A court of appeals denied an appeal Thursday by a man sentenced last year by 43rd District Judge Trey Loftin to 30 years in prison for transporting a large quantity of methamphetamine through Parker County.
After being caught with a sandwich bag stuffed with about 6 ounces of methamphetamine, or about $16,000 worth, Alfonso Aragon Jr. pleaded guilty to possession of a controlled substance, more than 4 grams, less than 200 grams, with intent to deliver and elected to have Loftin assess punishment at the time of his trial.
He appealed the sentence and the Texas 2nd Court of Appeals denied his appeal Thursday.
Aragon was arrested after a state trooper, who was looking for a stranded motorist who had called a Department of Public Safety help line, came upon Aragon and a woman pulled over in the westbound shoulder of Interstate 20 in a 1999 Ford Explorer around 1:30 a.m. in late November, 2010, in western Parker County, according to previous reports.
The two reportedly gave conflicting accounts and both had expired driver’s licenses.
The trooper then asked for and received consent to search the vehicle, according to the district attorney’s office.

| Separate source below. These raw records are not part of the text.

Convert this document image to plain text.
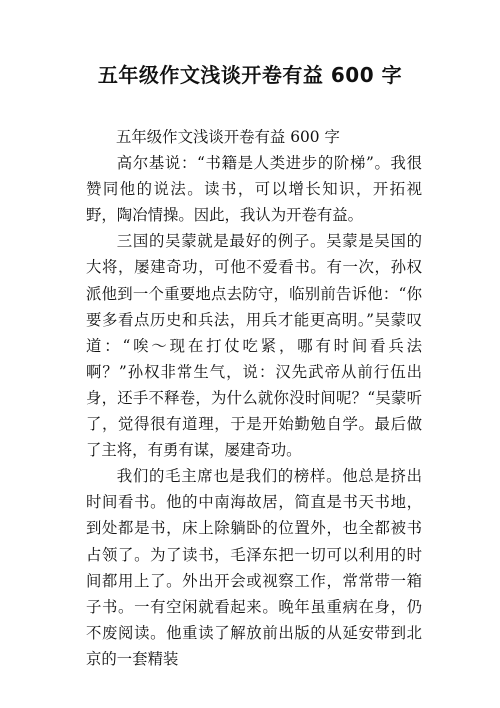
五年级作文浅谈开卷有益 600 字

五年级作文浅谈开卷有益 600 字

高尔基说：“书籍是人类进步的阶梯”。我很赞同他的说法。读书，可以增长知识，开拓视野，陶冶情操。因此，我认为开卷有益。

三国的吴蒙就是最好的例子。吴蒙是吴国的大将，屡建奇功，可他不爱看书。有一次，孙权派他到一个重要地点去防守，临别前告诉他：“你要多看点历史和兵法，用兵才能更高明。”吴蒙叹道：“唉～现在打仗吃紧，哪有时间看兵法啊？”孙权非常生气，说：汉先武帝从前行伍出身，还手不释卷，为什么就你没时间呢？“吴蒙听了，觉得很有道理，于是开始勤勉自学。最后做了主将，有勇有谋，屡建奇功。

我们的毛主席也是我们的榜样。他总是挤出时间看书。他的中南海故居，简直是书天书地，到处都是书，床上除躺卧的位置外，也全都被书占领了。为了读书，毛泽东把一切可以利用的时间都用上了。外出开会或视察工作，常常带一箱子书。一有空闲就看起来。晚年虽重病在身，仍不废阅读。他重读了解放前出版的从延安带到北京的一套精装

He found a large bag of methamphetamine under Aragon’s seat, which Aragon admitted to possessing, according to the district attorney’s office.
The trooper testified this was the most meth he had found during his seven years in law enforcement.

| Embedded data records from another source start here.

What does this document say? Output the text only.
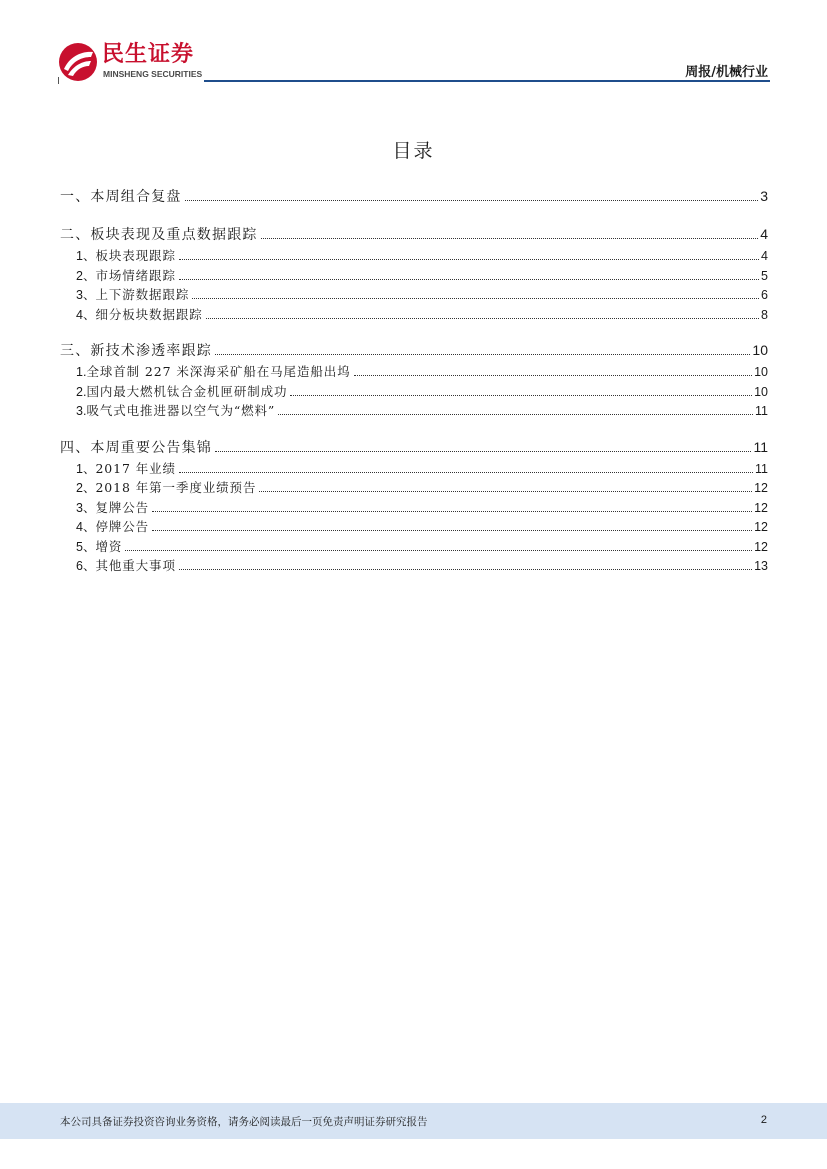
民生证券
MINSHENG SECURITIES	周报/机械行业
目录
一、本周组合复盘	3
二、板块表现及重点数据跟踪	4
1、板块表现跟踪	4
2、市场情绪跟踪	5
3、上下游数据跟踪	6
4、细分板块数据跟踪	8
三、新技术渗透率跟踪	10
1.全球首制 227 米深海采矿船在马尾造船出坞	10
2.国内最大燃机钛合金机匣研制成功	10
3.吸气式电推进器以空气为“燃料”	11
四、本周重要公告集锦	11
1、2017 年业绩	11
2、2018 年第一季度业绩预告	12
3、复牌公告	12
4、停牌公告	12
5、增资	12
6、其他重大事项	13
本公司具备证券投资咨询业务资格，请务必阅读最后一页免责声明证券研究报告	2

“A narcotics officer testified that the 165 grams of methamphetamine would be worth between $7,200 and $16,500, depending if it was sold in bulk or typical user quantities,” said Assistant District Attorney Jeff Swain, who prosecuted the case with Assistant District Attorney Kathleen Catania. “He also said that it could be between 330 and 660 dosages, depending on how much the user ingested at a time. That’s a whole lot of meth.”
Initially slated to go before a jury, Aragon pleaded guilty July 12, 2011 and prosecutors presented evidence before Loftin during the sentencing phase of the trial.
The punishment range was increased because of a previous felony conviction for possession of amphetamine and possession of a firearm by a felon, according to Swain.
Prosecutors said they requested a long sentence as Aragon had only been out of prison for two months and already had a large quantity of narcotics.